Further credit downgrades likely after Moody’s rate cut

25 Feb 13
The government has been warned that further downgrades of the UK’s credit rating are likely following the decision by Moody’s to strip the country of its triple-A rating.

By Richard Johnstone | 25 February 2013

The government has been warned that further downgrades of the UK’s credit rating are likely following the decision by Moody’s to strip the country of its triple-A rating.

The UK has lost its triple-A credit rating from Moody’s due to ‘continuing weakness’ in economic growth, the agency said.

Analysts said today that other credit agencies would follow the move by Moody’s, which it said was taken due to ‘continuing weakness’ in the projections for economic growth.

The downgrade, revealed on Friday evening, is a blow to Chancellor George Osborne, who said maintaining the top rating would be the ‘first benchmark’ of the government’s deficit reduction plan.

Announcing the decision to reduce the rating by one notch to Aa1, Moody’s said ‘sluggish growth’ in the UK was now expected to extend into the second half of the decade.

As a result, the government’s fiscal consolidation plan would extend well into the next Parliament, the agency’s Global Credit Research report stated. This means public sector debt was likely to continue increasing until 2016.

Earlier this month, independent analysts at the Institute for Fiscal Studies forecast that the government was likely to borrow £64bn more in 2014/15 than originally expected.

Moody’s said uncertainty about the pace of fiscal consolidation would increase public sector debt to more than 96% of gross domestic product in 2016. This higher-than-expected debt burden meant the Treasury’s balance sheet might not be able to absorb additional shocks to the economy, it added.

Azad Zangana, European economist at Schroders, said the downgrade came as ‘no surprise’, with the economy on the verge of a triple-dip recession.

He added: ‘Overall, this downgrade had been on the cards for some time, and the market reaction this morning suggests there are bigger concerns out there for investors, such as the elections in Italy for example. Both Standard and Poor’s and Fitch also have the UK’s outlook on negative watch, and so we expect the others to follow suit. This could push some investors that are forced to hold triple-A rated assets to sell out of gilts. However, in a world where the pool of triple-A rated assets is shrinking, we do not expect to see much of an impact.’

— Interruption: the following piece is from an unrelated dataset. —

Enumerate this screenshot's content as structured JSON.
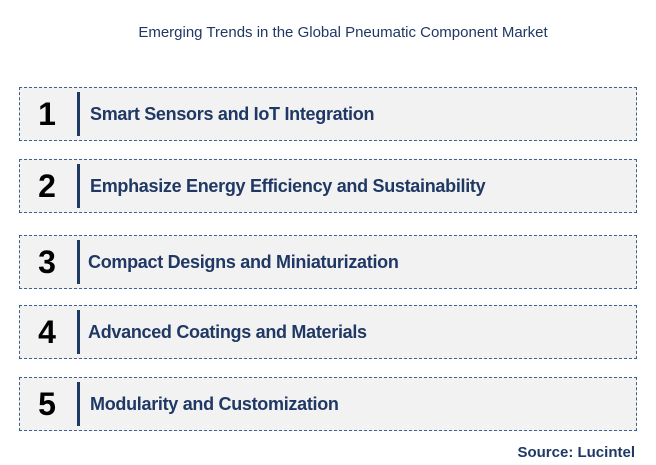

Responding to the news, Osborne, who will deliver his Budget on March 20, said the downgrade was ‘a stark reminder of the debt problems facing our country’.

He added: ‘Far from weakening our resolve to deliver our economic recovery plan, this decision redoubles it. We will go on delivering the plan that has cut the deficit by a quarter, and given us record low interest rates and record numbers of jobs.

‘As the rating agency says, Britain faces huge challenges at home from the debts built up over many, many years, and it is made no easier by the very weak economic situation in Europe. Crucially for families and businesses, they say that “the UK's creditworthiness remains extremely high” thanks in part to a “strong track record of fiscal consolidation” and our “political will”. They also make it absolutely clear that they could downgrade the UK’s credit rating further in the event of “reduced political commitment to fiscal consolidation”.’

Shadow chancellor Ed Balls said the downgrade was a ‘humiliating blow to a prime minister and chancellor who said keeping our AAA rating was the test of their economic and political credibility’.

He added: ‘It would be a big mistake to get carried away with what Moody's or any other credit rating agency says. Tonight's verdict does not change the fact that the credit rating agencies have made major misjudgements over recent years, not least in giving top ratings to US sub-prime mortgages before the global financial crash.

‘But what matters is the economic reality that the credit rating agencies are responding to. Moody's themselves say the main driver of their decision is the weak growth in Britain's economy. Their judgement is in response to nearly three years of stagnation, a double-dip recession, billions more borrowing as confirmed this week and broken fiscal rules. This is why the chancellor is fast running out of credibility.’